Ceferino Rodolfo, undersecretary of the Department of Trade and Industry (DTI), said once the Philippines is included in the TFA, more MSMEs will be able to trade internationally given the relaxed trading rules among member countries.
“Our MSMEs can now easily export goods and finished products as well as import intermediate goods which would serve as industry inputs for processing and re-export, fully integrating our industries into the global value chain,” Rodolfo said.
“This will result into a spillover effect to other industries, thus generating jobs, disseminating upgraded technology, and advancing the skills and capability of our local entrepreneurs,” he added.
The country ranked 8th in the list of top 25 developing economy exporters in the 2013 World Investment Report of the United Nations Conference on Trade and Development, the DTI official noted.
Negotiations on the WTO TFA started in 2014. It has yet to be ratified and is waiting for the domestic ratification by WTO member countries, including the Philippines.

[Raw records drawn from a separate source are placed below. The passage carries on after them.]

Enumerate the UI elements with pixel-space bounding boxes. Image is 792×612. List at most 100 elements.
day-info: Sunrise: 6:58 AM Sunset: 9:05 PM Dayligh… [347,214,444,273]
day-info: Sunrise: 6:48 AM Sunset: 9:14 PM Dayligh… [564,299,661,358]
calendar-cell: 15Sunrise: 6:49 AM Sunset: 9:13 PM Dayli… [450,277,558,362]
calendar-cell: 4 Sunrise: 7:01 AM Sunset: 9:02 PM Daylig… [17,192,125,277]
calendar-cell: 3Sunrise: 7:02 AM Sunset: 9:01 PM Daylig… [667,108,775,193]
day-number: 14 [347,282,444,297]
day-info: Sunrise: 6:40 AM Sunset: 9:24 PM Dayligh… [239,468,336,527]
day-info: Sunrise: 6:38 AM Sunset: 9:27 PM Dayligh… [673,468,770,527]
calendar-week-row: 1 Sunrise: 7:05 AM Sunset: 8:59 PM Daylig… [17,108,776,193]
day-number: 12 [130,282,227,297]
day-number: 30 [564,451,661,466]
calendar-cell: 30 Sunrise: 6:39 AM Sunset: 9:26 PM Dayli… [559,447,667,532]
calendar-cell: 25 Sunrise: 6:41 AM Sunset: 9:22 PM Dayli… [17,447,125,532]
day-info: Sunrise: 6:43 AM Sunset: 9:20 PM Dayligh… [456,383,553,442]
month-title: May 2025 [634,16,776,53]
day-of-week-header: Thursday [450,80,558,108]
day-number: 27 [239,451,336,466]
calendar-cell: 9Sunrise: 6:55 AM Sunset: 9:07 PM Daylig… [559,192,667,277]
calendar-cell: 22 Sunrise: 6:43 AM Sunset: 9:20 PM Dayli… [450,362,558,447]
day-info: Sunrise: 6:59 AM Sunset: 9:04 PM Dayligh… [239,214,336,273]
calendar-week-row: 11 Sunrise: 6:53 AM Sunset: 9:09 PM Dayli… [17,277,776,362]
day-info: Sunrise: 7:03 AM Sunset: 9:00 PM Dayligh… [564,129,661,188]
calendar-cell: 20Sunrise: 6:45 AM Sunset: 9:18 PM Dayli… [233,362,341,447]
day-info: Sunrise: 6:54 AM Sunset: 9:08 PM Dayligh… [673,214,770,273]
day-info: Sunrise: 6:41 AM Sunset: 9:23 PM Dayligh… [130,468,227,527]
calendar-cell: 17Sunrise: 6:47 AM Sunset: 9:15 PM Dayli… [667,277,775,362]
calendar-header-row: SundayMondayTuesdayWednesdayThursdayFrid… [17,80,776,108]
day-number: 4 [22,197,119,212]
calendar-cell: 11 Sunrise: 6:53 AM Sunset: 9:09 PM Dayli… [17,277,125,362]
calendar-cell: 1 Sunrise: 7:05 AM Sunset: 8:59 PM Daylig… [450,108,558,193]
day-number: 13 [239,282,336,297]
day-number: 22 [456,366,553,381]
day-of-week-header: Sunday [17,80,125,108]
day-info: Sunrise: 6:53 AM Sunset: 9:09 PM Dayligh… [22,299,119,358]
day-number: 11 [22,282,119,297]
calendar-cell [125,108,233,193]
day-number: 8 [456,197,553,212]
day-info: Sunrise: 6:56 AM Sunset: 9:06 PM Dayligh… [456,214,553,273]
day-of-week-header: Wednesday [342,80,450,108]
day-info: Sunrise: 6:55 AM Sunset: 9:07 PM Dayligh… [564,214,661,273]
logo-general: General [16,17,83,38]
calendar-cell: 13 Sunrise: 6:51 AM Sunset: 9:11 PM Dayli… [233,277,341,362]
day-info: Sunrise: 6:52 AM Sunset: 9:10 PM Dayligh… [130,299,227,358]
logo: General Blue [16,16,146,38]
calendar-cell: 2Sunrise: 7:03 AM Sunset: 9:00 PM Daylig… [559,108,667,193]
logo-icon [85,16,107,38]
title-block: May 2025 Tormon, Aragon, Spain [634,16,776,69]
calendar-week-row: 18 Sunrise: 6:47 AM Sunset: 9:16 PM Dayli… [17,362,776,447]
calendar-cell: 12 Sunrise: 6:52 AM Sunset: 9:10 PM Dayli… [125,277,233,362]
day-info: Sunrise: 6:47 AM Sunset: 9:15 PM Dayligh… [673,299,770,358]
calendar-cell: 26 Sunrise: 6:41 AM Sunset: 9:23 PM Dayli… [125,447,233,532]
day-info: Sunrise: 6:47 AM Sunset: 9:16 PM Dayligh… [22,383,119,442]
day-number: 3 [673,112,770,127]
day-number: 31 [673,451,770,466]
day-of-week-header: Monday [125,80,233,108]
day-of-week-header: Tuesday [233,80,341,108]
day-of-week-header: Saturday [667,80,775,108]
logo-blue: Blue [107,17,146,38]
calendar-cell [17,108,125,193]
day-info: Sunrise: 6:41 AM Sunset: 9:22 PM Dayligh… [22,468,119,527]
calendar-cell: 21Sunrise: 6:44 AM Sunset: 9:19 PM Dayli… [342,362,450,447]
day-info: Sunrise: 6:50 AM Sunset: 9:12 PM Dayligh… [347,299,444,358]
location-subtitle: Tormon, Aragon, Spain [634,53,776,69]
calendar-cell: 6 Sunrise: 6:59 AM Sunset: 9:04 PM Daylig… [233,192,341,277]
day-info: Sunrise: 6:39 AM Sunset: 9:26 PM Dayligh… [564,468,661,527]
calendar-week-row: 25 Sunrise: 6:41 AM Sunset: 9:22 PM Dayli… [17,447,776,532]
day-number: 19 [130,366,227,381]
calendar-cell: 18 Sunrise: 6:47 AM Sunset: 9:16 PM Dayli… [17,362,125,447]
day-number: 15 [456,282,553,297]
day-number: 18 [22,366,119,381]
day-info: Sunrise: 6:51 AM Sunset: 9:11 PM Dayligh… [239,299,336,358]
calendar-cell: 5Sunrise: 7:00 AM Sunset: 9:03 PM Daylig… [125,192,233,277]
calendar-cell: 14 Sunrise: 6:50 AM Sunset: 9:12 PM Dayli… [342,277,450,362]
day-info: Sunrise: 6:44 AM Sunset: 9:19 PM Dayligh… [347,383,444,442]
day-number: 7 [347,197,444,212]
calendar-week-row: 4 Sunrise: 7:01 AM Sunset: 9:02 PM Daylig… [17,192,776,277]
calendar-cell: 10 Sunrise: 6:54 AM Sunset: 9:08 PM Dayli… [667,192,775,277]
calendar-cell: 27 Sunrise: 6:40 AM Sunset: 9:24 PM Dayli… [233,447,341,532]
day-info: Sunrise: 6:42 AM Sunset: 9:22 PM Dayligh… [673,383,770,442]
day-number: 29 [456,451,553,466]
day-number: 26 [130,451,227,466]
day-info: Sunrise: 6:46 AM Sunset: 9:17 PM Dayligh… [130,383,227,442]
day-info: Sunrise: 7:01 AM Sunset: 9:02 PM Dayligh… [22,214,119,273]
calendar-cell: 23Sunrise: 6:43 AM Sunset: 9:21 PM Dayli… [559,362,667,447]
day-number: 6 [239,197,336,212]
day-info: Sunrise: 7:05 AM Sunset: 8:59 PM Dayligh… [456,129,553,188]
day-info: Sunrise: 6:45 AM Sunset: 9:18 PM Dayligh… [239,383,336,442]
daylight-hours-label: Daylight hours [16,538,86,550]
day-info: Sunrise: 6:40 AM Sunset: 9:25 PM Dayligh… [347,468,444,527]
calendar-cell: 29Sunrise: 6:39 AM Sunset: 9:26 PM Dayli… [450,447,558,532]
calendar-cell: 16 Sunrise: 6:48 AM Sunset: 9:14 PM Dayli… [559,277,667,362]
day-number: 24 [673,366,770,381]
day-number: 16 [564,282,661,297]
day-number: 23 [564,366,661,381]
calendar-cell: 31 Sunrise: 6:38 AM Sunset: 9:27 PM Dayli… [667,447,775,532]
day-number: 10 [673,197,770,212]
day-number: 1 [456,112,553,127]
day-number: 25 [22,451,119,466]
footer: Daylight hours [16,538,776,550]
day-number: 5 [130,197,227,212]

Last month, DTI Secretary Adrian Cristobal Jr. said the Philippines has yet to complete the local ratification for the TFA application.
“There are still a couple of more agencies for the ratification. But we’re confident that the TFA will be ratified. It will be very good for our MSMEs,” Cristobal said.
An issue being raised regarding the TFA, he said, was the subsidy system of other developed countries for the goods they export. This would mean more advantage to exported goods of developed countries over the exports of underdeveloped countries like the Philippines, he added.
A possible step is to remove those subsidies of other countries to promote a level playing field in international trade, Cristobal noted.
The WTO TFA would promote a “conducive trading environment for business, and reduce prices for consumers and producers,” according to the DTI chief.
“The procedures and provisions in the TFA establishes a more efficient and streamlined mechanism for traders, which in turn contribute to improve the overall experience of doing business in the Philippines,” he added.
The DTI said the WTO TFA is consistent with local reforms that are currently underway, such as the Customs Modernization and Tariff Act (CMTA) which is now pending ratification in Congress.
The CMTA adopts trade facilitation measures that will expedite import and export clearance. It will improve customs services through a simplified, secured, and harmonized cargo clearance process, which can also address the transparency and accountability issues at the Bureau of Customs.